Mr. Thurston, a co-defendant in the case, testified that he signed the phony lease so he could keep his job. He said he did not move into the penthouse apartment and did not pay rent. He said he did not promise Bergsmark anything in return, and he did not do anything to benefit him.
Mr. Thurston is expected to enter a plea today before Judge McDonald to a felony voting charge. Prosecutors have agreed to dismiss bribery and forgery charges in return for his testimony.
In the case of a jury trial, the instructions for convicting Bergsmark of passing bad checks would have asked if he purposely caused checks to be issued that he knew would be dishonored.
The instructions for forgery would have asked jurors to determine whether Bergsmark facilitated a fraud by forging something in writing so that it appeared to be genuine when it actually was spurious.
In this trial, where Judge McDonald substituted for the jury, he appears to have followed the letter of the law in finding Bergsmark not guilty on the bribery count, but guilty on the bad check and forgery charges.
In the trial, prosecutors presented the commission checks of 12 real-estate agents that bounced in mid-December, 2001. The checks for about $38,000 were issued from accounts the firm maintained with KeyBank.

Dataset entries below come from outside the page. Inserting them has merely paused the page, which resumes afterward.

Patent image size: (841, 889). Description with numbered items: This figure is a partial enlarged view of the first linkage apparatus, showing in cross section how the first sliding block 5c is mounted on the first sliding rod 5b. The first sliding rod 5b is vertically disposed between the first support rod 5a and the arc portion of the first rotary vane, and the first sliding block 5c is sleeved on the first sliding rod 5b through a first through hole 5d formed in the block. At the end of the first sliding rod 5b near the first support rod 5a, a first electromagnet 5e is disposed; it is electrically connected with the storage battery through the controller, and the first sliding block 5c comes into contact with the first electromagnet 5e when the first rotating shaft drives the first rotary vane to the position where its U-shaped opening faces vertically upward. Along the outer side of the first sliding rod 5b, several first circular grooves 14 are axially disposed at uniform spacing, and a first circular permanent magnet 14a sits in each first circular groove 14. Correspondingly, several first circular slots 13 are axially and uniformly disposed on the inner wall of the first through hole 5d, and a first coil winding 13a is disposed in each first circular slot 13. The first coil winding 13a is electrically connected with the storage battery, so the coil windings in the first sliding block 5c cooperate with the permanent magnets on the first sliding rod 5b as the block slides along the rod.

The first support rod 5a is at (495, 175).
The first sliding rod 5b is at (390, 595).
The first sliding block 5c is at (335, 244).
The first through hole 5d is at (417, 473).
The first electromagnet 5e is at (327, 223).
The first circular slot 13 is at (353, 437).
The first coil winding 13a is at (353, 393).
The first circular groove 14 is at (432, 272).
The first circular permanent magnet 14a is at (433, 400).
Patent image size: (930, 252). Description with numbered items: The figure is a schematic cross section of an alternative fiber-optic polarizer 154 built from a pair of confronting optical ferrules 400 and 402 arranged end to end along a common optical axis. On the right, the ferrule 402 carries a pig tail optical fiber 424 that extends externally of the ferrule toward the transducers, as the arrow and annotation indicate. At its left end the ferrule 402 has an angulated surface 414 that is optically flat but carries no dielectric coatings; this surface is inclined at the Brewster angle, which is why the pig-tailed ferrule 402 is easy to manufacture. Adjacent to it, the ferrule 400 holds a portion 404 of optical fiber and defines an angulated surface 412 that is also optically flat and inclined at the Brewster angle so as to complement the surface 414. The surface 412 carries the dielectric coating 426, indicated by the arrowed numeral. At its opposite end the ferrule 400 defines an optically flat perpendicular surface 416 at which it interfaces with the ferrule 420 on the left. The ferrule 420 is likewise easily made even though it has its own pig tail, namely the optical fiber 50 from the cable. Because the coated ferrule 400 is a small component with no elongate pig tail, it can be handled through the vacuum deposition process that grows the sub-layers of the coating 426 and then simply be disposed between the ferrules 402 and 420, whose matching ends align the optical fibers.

KeyBank officials and a Cavista accountant testified that the account was frequently insufficiently funded to cover the checks. They testified the bank covered overdrafts for several months so checks would not bounce, but Bergsmark was told repeatedly that the overdrafts had to end.
John Kolpien, a consultant hired by Bergsmark in December, 2001, to save his company; John MacKay, an attorney for KeyBank, and others testified that Cavista was losing millions of dollars annually, defaulted on a $7.7 million loan to KeyBank, and was not generating enough money to meet expenses.
The bulk of Cavista's profits were generated by the commissions from property transactions through the operations of Cavalear Realty. Witnesses testified that Bergsmark insisted that the real estate agents got paid because they were needed to keep the business afloat.
However, KeyBank, after learning that Bergsmark owed more than $3.7 million to three other banks, stopped paying checks when the account was insufficiently funded, causing the checks to the real estate agents and others to bounce.
Mr. Anderson said Bergsmark knew for two years about Cavista's financial woes, yet he persuaded the banks to lend him money.
He said Bergsmark withheld important financial information from KeyBank until shortly before the problems caused the firm to close on Dec. 27, 2001.
“He had to know it was going to collapse. This was much more than a bad business plan,” Mr. Anderson said.
The indictment addressed specific checks to 12 people, but authorities said Bergsmark was responsible for more than 200 other bounced checks for more than $215,000.
Frank Stiles, chief investigator for the prosecutor's office, said other real estate agents and vendors owed money for services and equipment are among 56 people, businesses, and organizations that did not get paid.
“Obviously, we could not take up the court's time with all the cases. It would have taken over six months to prosecute,” he said.
The police and prosecutor's investigation into the white-collar crimes began in September after a series of articles in The Blade reporting on Bergsmark's financial difficulties and Cavista's involvement in the failed Beacon Place project.